You’d known your mole friend Urthdigger for several years now. An eccentric sort, he believed in magic and the occult, and had one room in his apartment in particular that he forbade you to enter. Still, outside of that he was a decent sort. Funny, caring, not half bad at Mario Kart, and a little cute if you must admit.
That room kept invading your thoughts however. Most of his other eccentricities he’d play off as a joke when you didn’t take them seriously, but that was the one thing he insisted on being serious about. So of course you made jokes about what could possibly be in there. A shrine to demons, the bodies of his previous friends, the next twenty years’ worth of Christmas presents. Eventually, he cracked.
“Alright, if you really want to know what’s in there, I’ll show you. But you have to promise not to tell anyone else about this alright?” he says.
You nod. “Sure thing. It can’t be that bad right?”
He shrugged, went over to the locked door, and placed his paw on the locked door. He closed his eyes, and there was the thunk of a deadbolt sliding back. Oh Urth, always with his dramatic sleight of hand tricks.
Inside the room was empty except for a pedestal holding a glass case with a thin book and a red pen. “This is our world.” he said.
You cocked an eyebrow at him. “That? You’ve got to be kidding. It’s TINY.”
He gave the case a few taps and lifted it up, sliding the notebook out. “It’s a small world. You’d be surprised how little matters enough to be written down. There’s whole centuries where nothing of note happened.” He began to flip through it towards the end. “Let’s see… past all the really dangerous parts… let’s NOT touch the future chapters… ah, the appendix. I can show you a harmless demonstration if you’d like?”
You were still skeptical at this point, but a sense of dread began to overtake you nonetheless. “Sure… it’s just a book, of course it’s harmless.”
Urthdigger browsed through the book, looking for something. “Ah, here you are. Let’s see… skeptical, eager to make friends… huh, you didn’t exist before today?” He made an unpleased squeak as he just realized what he voiced out loud. “Ahh, hah, forget that last part.”
That was a ridiculous notion. You had memories going back to when you were five, this couldn’t be right. And yet… you had this unmistakeable invasive feeling of someone reading you. “I will… it’s crazy after all…”
“Alright, now for the fun bit then!” He grabbed the pen, and held the book up close. “Gonna have to write pretty small, they didn’t give me a lot of room…”
He began scribbling something down, and suddenly… you were aware that you didn’t have to worry about money anymore. You were comfortably rich, always had been since you landed a lucky gig doing networking for a business downtown straight out of high school. And the years you spent almost homeless, doing random temp jobs to make ends meet… didn’t exist? You clutched your head and staggered. “Wha… what did you do?”
“I just thought I’d fix your money problems, not by a lot! Your life’s still largely the same!” he glanced down at the book. “Ah shit… sorry, gimme one second.” he scribbled in the book some more and suddenly… that inconsistency didn’t seem to matter. “There’s only so much I can do to the past when I’m inside an active world. I forgot the memories would stay, but it’s fine now.”
This was astounding.

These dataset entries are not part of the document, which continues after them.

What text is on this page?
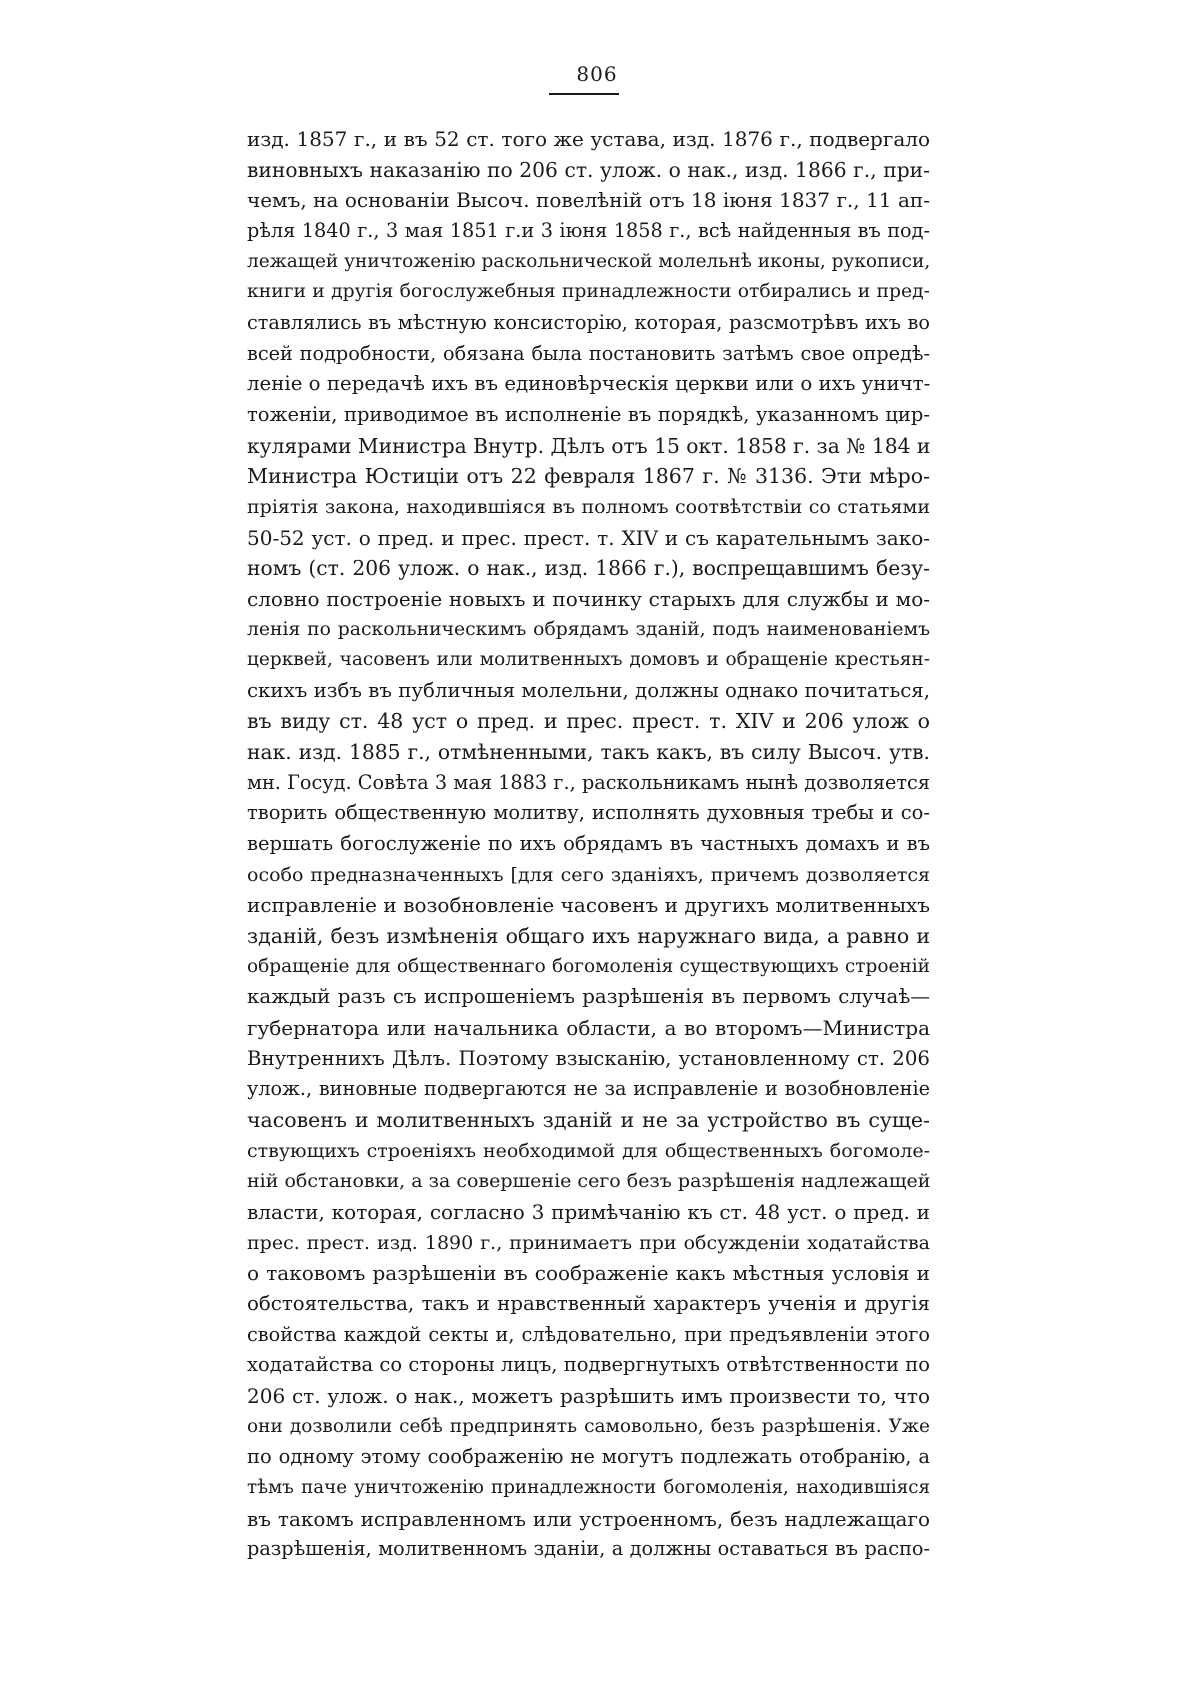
806
изд. 1857 г., и въ 52 ст. того же устава, изд. 1876 г., подвергало
виновныхъ наказанію по 206 ст. улож. о нак., изд. 1866 г., при-
чемъ, на основаніи Высоч. повелѣній отъ 18 іюня 1837 г., 11 ап-
рѣля 1840 г., 3 мая 1851 г.и 3 іюня 1858 г., всѣ найденныя въ под-
лежащей уничтоженію раскольнической молельнѣ иконы, рукописи,
книги и другія богослужебныя принадлежности отбирались и пред-
ставлялись въ мѣстную консисторію, которая, разсмотрѣвъ ихъ во
всей подробности, обязана была постановить затѣмъ свое опредѣ-
леніе о передачѣ ихъ въ единовѣрческія церкви или о ихъ уничт-
тоженіи, приводимое въ исполненіе въ порядкѣ, указанномъ цир-
кулярами Министра Внутр. Дѣлъ отъ 15 окт. 1858 г. за № 184 и
Министра Юстиціи отъ 22 февраля 1867 г. № 3136. Эти мѣро-
пріятія закона, находившіяся въ полномъ соотвѣтствіи со статьями
50-52 уст. о пред. и прес. прест. т. XIV и съ карательнымъ зако-
номъ (ст. 206 улож. о нак., изд. 1866 г.), воспрещавшимъ безу-
словно построеніе новыхъ и починку старыхъ для службы и мо-
ленія по раскольническимъ обрядамъ зданій, подъ наименованіемъ
церквей, часовенъ или молитвенныхъ домовъ и обращеніе крестьян-
скихъ избъ въ публичныя молельни, должны однако почитаться,
въ виду ст. 48 уст о пред. и прес. прест. т. XIV и 206 улож о
нак. изд. 1885 г., отмѣненными, такъ какъ, въ силу Высоч. утв.
мн. Госуд. Совѣта 3 мая 1883 г., раскольникамъ нынѣ дозволяется
творить общественную молитву, исполнять духовныя требы и со-
вершать богослуженіе по ихъ обрядамъ въ частныхъ домахъ и въ
особо предназначенныхъ [для сего зданіяхъ, причемъ дозволяется
исправленіе и возобновленіе часовенъ и другихъ молитвенныхъ
зданій, безъ измѣненія общаго ихъ наружнаго вида, а равно и
обращеніе для общественнаго богомоленія существующихъ строеній
каждый разъ съ испрошеніемъ разрѣшенія въ первомъ случаѣ—
губернатора или начальника области, а во второмъ—Министра
Внутреннихъ Дѣлъ. Поэтому взысканію, установленному ст. 206
улож., виновные подвергаются не за исправленіе и возобновленіе
часовенъ и молитвенныхъ зданій и не за устройство въ суще-
ствующихъ строеніяхъ необходимой для общественныхъ богомоле-
ній обстановки, а за совершеніе сего безъ разрѣшенія надлежащей
власти, которая, согласно 3 примѣчанію къ ст. 48 уст. о пред. и
прес. прест. изд. 1890 г., принимаетъ при обсужденіи ходатайства
о таковомъ разрѣшеніи въ соображеніе какъ мѣстныя условія и
обстоятельства, такъ и нравственный характеръ ученія и другія
свойства каждой секты и, слѣдовательно, при предъявленіи этого
ходатайства со стороны лицъ, подвергнутыхъ отвѣтственности по
206 ст. улож. о нак., можетъ разрѣшить имъ произвести то, что
они дозволили себѣ предпринять самовольно, безъ разрѣшенія. Уже
по одному этому соображенію не могутъ подлежать отобранію, а
тѣмъ паче уничтоженію принадлежности богомоленія, находившіяся
въ такомъ исправленномъ или устроенномъ, безъ надлежащаго
разрѣшенія, молитвенномъ зданіи, а должны оставаться въ распо-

With just a single stroke of his pen, well, two, he’d drastically improved your life. “I don’t know why you’d hide this, this is amazing! You could fix everything! End world hunger, make the government run, stabilize the economy…”
The mole shook his head. “Trust me… a world like that wouldn’t be worth living in. Past a certain point we start dealing with matters of free will and determination… as much as we have as characters in a story after all.”
This was infuriating. “If we’re in a story, shouldn’t we do all we can to make it a happy one? You’re just saying that because you haven’t had to struggle yourself. It’s fine for you to use this on yourself and friends, but you won’t help the world?” You couldn’t help yourself. You trusted this man, and this was the sort of person he turned out to be? If he wouldn’t help people you would. You charged him, fist raised to punch his lights out.
Urth sighed and struck out something from the book. Suddenly you felt something vital torn out of you, and you faltered. He wrote a few more words, and the rage abated. “Hopefully now you’ll see why I don’t just rewrite everyone on a grand scale… and I’m sorry, but I had to come up with something fast. I had to do something.”
What he said made sense, people DO deserve to have their own free will. You could feel your own desires and ambitions leak out, replaced by calm serenity and devotion. It was tranquil. It was nice. It was the single most horrifying thing you’d ever experienced. You would never hurt Urthdigger. You’d do everything you could to serve him. The idea of not doing so was incomprehensible to you. But you’d still always have those memories of when you could. When you were an individual.